Quanto accaduto la scorsa settimana a Beirut è il risultato della “corruzione endemica” che affligge il Libano. Lo ha dichiarato il primo ministro libanese, Hassan Diab, annunciando in diretta tv le dimissioni del suo governo a seguito delle proteste di massa per la devastante esplosione che la scorsa settimana ha colpito il porto di Beirut.”Viviamo ancora nell’orrore che ha colpito nel profondo il Libano ed i libanesi, risultato di una grave corruzione nell’amministrazione”, ha affermato Diab, sottolineando che il Paese sta affrontando una “grande tragedia”. Il primo ministro ha quindi accusato alcune forze politiche di avere come “unica preoccupazione il regolamento dei conti politici e la distruzione di ciò che resta dello Stato”. “Chiediamo un’indagine rapida che accerti le responsabilità e vogliamo un piano di salvataggio nazionale che veda la partecipazione dei libanesi. Ecco perché annuncio le dimissioni di questo governo. Possa Dio proteggere il Libano”. “Chiediamo un’indagine rapida che accerti le responsabilità e vogliamo un piano di salvataggio nazionale che veda la partecipazione dei libanesi. Ecco perché annuncio le dimissioni di questo governo. Possa Dio proteggere il Libano”. Nel suo intervento Diab, che guidava un governo tecnico, ha fustigato la classe politica tradizionale, sostenendo che alcune fazioni “hanno usato tutte le loro armi, inventato i fatti e mentito alle persone” perché “sapevano che per loro eravamo una minaccia”. “Ogni ministro del governo – ha proseguito – ha dato tutto ciò che poteva. Non avevamo interessi politici e abbiamo portato avanti la richiesta di cambiamento dei libanesi, ma c’è uno strato molto spesso tra noi e il cambiamento”.”Possa Dio proteggere il Libano, è tutto quello che posso dire” ha detto il premier uscente Hassan Diab, lasciando il Palazzo presidenziale a Beirut dove ha presentato le sue dimissioni al presidente Michel Aoun.L’esecutivo, che è da giorni sotto forti pressioni dopo le esplosioni che hanno sconvolto Beirut, ha perso pezzi di ora in ora. Diversi i ministri che negli ultimi giorni si sono dimessi: delle Finanze Ghazi Wazni, della Giustizia Marie-Claude Najm. Hanno lasciato anche i titolari dell’Informazione, Manal Abdel Samad, e dell’Ambiente, Demianos Qattar.

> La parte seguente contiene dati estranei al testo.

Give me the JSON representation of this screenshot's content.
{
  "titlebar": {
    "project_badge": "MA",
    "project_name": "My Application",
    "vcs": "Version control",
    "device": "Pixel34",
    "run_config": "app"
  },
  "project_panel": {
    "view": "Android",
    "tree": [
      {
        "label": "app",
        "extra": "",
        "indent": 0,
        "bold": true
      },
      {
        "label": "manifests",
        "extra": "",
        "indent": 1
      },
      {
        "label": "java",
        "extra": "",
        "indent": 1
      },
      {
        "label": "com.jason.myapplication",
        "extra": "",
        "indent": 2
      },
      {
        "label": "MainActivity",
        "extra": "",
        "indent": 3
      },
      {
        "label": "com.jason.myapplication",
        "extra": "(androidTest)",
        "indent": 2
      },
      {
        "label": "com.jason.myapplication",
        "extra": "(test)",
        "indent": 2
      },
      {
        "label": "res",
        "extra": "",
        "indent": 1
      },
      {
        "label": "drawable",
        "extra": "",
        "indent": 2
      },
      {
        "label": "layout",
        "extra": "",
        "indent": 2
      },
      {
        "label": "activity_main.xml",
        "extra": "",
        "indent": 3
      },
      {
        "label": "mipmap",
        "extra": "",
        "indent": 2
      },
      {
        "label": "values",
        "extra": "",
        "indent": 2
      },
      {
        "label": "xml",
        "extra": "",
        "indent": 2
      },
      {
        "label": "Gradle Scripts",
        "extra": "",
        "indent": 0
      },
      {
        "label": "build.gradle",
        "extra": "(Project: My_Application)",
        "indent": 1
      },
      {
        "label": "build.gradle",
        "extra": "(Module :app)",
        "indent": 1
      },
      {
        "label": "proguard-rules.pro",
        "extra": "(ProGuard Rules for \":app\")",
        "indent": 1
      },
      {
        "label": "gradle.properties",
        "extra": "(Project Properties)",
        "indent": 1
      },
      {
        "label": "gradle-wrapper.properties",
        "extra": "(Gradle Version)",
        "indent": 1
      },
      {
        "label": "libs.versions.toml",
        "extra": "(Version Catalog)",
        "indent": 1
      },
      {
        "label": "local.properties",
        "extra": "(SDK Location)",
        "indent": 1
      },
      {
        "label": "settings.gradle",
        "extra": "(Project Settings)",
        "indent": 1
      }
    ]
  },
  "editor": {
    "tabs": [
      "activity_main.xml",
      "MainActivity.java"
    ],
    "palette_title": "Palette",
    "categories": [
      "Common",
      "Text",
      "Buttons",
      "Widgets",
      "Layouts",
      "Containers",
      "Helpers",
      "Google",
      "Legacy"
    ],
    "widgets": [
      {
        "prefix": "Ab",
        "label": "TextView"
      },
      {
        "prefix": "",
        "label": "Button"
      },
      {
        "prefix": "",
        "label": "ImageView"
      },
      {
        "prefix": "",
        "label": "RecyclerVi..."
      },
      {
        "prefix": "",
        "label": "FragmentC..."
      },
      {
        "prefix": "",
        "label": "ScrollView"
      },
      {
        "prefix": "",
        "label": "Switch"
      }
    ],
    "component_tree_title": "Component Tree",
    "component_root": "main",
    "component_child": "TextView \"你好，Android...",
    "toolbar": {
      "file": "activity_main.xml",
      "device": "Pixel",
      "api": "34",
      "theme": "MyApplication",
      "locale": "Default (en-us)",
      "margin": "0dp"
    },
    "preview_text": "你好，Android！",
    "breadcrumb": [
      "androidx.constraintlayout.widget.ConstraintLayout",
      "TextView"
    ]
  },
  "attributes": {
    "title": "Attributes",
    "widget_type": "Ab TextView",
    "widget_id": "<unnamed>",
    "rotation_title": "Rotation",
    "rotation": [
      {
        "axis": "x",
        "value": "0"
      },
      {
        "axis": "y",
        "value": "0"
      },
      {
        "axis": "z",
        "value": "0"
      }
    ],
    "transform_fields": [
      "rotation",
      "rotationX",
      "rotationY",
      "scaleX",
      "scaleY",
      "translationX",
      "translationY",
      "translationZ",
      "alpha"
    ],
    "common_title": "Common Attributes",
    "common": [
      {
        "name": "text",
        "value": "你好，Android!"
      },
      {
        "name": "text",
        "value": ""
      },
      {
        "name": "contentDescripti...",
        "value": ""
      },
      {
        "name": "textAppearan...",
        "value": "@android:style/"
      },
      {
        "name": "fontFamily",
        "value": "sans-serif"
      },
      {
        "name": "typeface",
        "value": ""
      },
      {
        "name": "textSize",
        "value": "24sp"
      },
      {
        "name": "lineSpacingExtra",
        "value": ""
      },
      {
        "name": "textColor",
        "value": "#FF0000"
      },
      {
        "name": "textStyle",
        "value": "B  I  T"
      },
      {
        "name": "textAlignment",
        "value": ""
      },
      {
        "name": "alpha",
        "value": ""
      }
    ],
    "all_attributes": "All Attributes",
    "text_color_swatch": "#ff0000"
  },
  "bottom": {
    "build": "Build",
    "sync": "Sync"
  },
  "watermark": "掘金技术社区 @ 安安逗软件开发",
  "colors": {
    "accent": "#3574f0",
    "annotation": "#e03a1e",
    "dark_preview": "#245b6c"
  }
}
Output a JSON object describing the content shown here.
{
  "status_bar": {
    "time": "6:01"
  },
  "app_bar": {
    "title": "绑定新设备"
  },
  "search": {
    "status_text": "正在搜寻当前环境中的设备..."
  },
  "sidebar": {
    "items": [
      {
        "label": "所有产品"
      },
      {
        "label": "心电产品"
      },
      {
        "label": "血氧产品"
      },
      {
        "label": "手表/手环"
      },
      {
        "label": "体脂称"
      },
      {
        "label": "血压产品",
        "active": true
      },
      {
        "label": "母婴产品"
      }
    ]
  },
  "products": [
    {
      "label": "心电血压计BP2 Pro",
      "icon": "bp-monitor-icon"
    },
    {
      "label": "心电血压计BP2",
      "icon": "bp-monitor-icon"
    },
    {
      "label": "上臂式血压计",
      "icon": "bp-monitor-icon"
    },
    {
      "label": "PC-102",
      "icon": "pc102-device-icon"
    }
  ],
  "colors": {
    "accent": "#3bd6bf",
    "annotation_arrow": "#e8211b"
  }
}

E’ un appello a ”dimettersi tutti”, perché questo governo ”non è stato in grado di fare nulla se non nascondere la negligenza”, aveva dichiarato Manal Abdel Samad, la prima rappresentante del governo di Beirut a rinunciare sabato al suo incarico. ”La bomba atomica che ci è esplosa a causa della corruzione, della negligenza e della cospirazione deve far sì che nessuno resti seduto sulla sua poltrona”, ha dichiarato citata dall’emittente Mtv. ”Chiedo ai miei amici deputati di dimettersi perché la loro presenza è diventata un fardello per il popolo libanese”, ha aggiunto.

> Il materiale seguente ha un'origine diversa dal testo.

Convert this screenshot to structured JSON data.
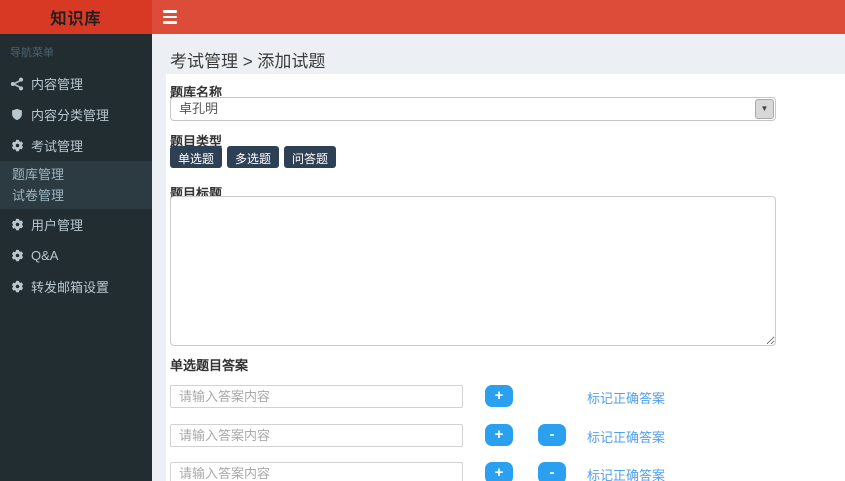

Dimettersi oggi significa “sottrarsi alle proprie responsabilità”, aveva dichiarato dal canto suo il ministro dell’Interno libanese, Mohammad Fahmi. “Inizialmente, subito dopo l’esplosione (nel porto di Beirut, ndr), ero favorevole alle dimissioni del governo perché mi sembrava logico. Ma oggi che siamo sotto pressione dimettersi significherebbe sottrarsi alle proprie responsabilità. È vergognoso fuggire davanti alle proprie responsabilità”, ha detto Fahmi all’emittente ‘Lbci’.
E’ salito, intanto, a 220 il numero dei morti e a oltre settemila quello dei feriti a Beirut, a sei giorni dalle esplosioni nel porto di Beirut. Lo ha reso noto il governatore della capitale libanese, Maruan Abud, mentre i media parlano di ancora oltre un centinaio di dispersi. Tra questi, secondo la Bbc, ci sono molti lavoratori stranieri che si trovavano al porto di Beirut al momento delle esplosioni.
La commissione d’inchiesta creata dopo l’esplosione avrebbe concluso il suo primo rapporto e lo avrebbe consegnato al governo libanese. Il giornale al-Joumhouria scrive della consegna del rapporto della commissione al segretario generale del consiglio dei ministri, mentre si attende la riunione del governo. Il documento, secondo il quotidiano, verrà esaminato durante una riunione al palazzo presidenziale.